Pro-Hamas protesters on campus at Columbia University seized the historic Hamilton Hall on campus and are refusing to leave until all of their demands are met.
Earlier on Monday, school officials began suspending pro-Palestinian student activists who refused to dismantle a protest camp after the Ivy League school declared a stalemate in talks seeking to end the polarizing demonstration.
University President Nemat Minouche Shafik said in a statement that days of negotiations between student organizers and academic leaders failed to persuade demonstrators to remove the dozens of tents set to express opposition to the war in Gaza.
Around 12:30am local time, Hamas supporters began breaching Hamilton Hall, which was the site of a historic protest against racial injustice in the US in the 1960s.
'We will not leave until Columbia meets every one of our demands,' one Hamas screamed from a balcony in the building. The group has demanded that the university divest from Israel.
According to the Columbia Spectator, the student newspaper, Hamas stooges who made it inside the building threw their belongings aside before beginning their immediate efforts to barricade themselves inside.
Images from the mass demonstration show sleeping bags, coats, rucksacks and blankets strewn across the ground and piled up in front of doors.
The students stormed the building located along the South Lawn, which has been the scene of the university's anti-Israel encampment for over a week.
They quickly climbed the stairs, dragging down tables and chairs from classrooms which they then used to barricade the doors from the inside.
The building was locked down in less than five minutes, according to the student publication, and protesters allowed no one to enter.
Protesters blocked security cameras inside the building with black trash bags and tape, and according to a source from within the building, at least three facility workers remained inside until 1am.
'Several individuals, including the Facilities workers, left the building around 1:10 a.m. after protesters removed the barricades blocking one door, rebolting it after the workers left,' the student paper reported.
One of the workers yelled, 'They held me hostage' as he left the building and smacked somebody's camera, according to the newspaper.
Hundreds of others gathered outside the building and some linked arms to form a human chain blocking the entrance.
'We will not leave until Columbia meets every one of our demands,' the protesters said in a directed chant.
Images from within the Hamilton Hall show how furious protesters stacked two metal tables that had originally been placed outside of Hartley Hall on top of each other and bound them to the doors with rope and zip ties.
At around 1.28am, the protesters draped a Palestinian flag from a window on the third floor of the building before using newspapers to cover windows and doors.
A banner was then dropped from the leftmost side of Hamilton Hall, reading 'Gaza Calls Columbia Falls.'
The crackdown at Columbia, at the center of Gaza-related protests roiling university campuses across the US in recent weeks, occurred as police at the University of Texas at Austin arrested dozens of students whom they doused with pepper spray at a pro-Palestinian rally.

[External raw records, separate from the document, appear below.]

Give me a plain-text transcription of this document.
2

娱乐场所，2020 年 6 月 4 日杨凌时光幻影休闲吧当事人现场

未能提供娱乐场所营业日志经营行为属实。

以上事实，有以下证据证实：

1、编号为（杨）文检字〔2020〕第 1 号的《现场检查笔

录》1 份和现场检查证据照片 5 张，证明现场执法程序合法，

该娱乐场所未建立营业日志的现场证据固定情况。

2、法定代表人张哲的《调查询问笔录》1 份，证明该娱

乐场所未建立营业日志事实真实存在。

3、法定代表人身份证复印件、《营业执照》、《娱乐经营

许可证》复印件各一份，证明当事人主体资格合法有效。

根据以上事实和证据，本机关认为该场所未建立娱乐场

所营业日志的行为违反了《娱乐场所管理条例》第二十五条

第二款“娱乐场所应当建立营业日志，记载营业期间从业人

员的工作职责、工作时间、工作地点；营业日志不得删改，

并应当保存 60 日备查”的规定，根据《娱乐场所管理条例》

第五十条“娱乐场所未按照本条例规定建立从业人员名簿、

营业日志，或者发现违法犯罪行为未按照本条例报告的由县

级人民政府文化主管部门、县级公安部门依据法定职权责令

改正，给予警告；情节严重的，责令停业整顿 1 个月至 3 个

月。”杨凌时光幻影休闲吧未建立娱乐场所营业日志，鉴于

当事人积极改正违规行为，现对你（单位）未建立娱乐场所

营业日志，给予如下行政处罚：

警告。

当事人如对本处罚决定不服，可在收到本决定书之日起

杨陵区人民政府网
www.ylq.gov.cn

Columbia sent a letter on Monday morning warning that students who did not vacate the encampment by 2pm ET and sign a form promising to abide by university policies would face suspension and become ineligible to complete the semester in good standing.
'We have begun suspending students as part of this next phase of our efforts to ensure safety on our campus,' said Ben Chang, a university spokesperson, at a briefing on Monday evening.
'The encampment has created an unwelcoming environment for many of our Jewish students and faculty and a noisy distraction that interferes with the teaching, learning and preparing for final exams,' Chang said.
Earlier, Shafik said Columbia would not divest from finances in Israel, a key demand of the protesters. Instead, she offered to invest in health and education in Gaza and make Columbia's direct investment holdings more transparent.
Protesters have vowed to keep their encampment on the Manhattan campus until Columbia meets three demands: divestment, transparency in university finances, and amnesty for students and faculty disciplined for their part in the protests.
Hundreds of demonstrators, many wearing traditional Palestinian keffiyeh scarves, marched around the perimeter of the encampment chanting, 'Disclose! Divest! We will not stop, we will not rest.'
Shafik faced an outcry from many students, faculty and outside observers for summoning New York City police two weeks ago to clear the protest camp.
After more than 100 arrests were made, students restored the encampment on a hedge-lined lawn of the university grounds within days of the April 18 police action.
Since then, students at dozens of campuses from California to New England have set up similar encampments to demonstrate their anger over the Israeli operation in Gaza and the perceived complicity of their schools in it.
This is not the first time the historic Hamilton Hall has been targeted and occupied by student protesters.
Starting at noon on April 23, 1968, student militants occupied Hamilton Hall, the main classroom building, and took a dean hostage for 24 hours.
They stormed into the office of the university's president, ransacked files and smoked his cigars - angry about racism and the Vietnam War.
Over the next few days, hundreds of students would seize a total of five campus buildings.
The occupation attracted global attention. Black militant leaders Stokely Carmichael and H. Rap Brown visited the protesters. China's Chairman Mao Zedong sent a telegram.
Then, early on April 30, a thousand police officers swept in and cleared out the rebels.
'In the club swinging, fist fighting, pushing and kneeing that marked the violent subjugation,' The Associated Press reported at the time.
One hundred students and 15 police officers were injured, while cops made 700 arrests.
The recent pro-Palestinian rallies have sparked intense campus debate over where school officials should draw the line between freedom of expression and hate speech.
Students protesting Israel's military offensive in Gaza, including some Jewish peace activists, have said they are being censured as antisemitic merely for criticizing the Israeli government or for expressing support for Palestinian rights.
Other Jewish groups counter that anti-Israel rhetoric frequently delves into or feeds overt forms of anti-Jewish hatred and calls for violence, and thus should not be tolerated.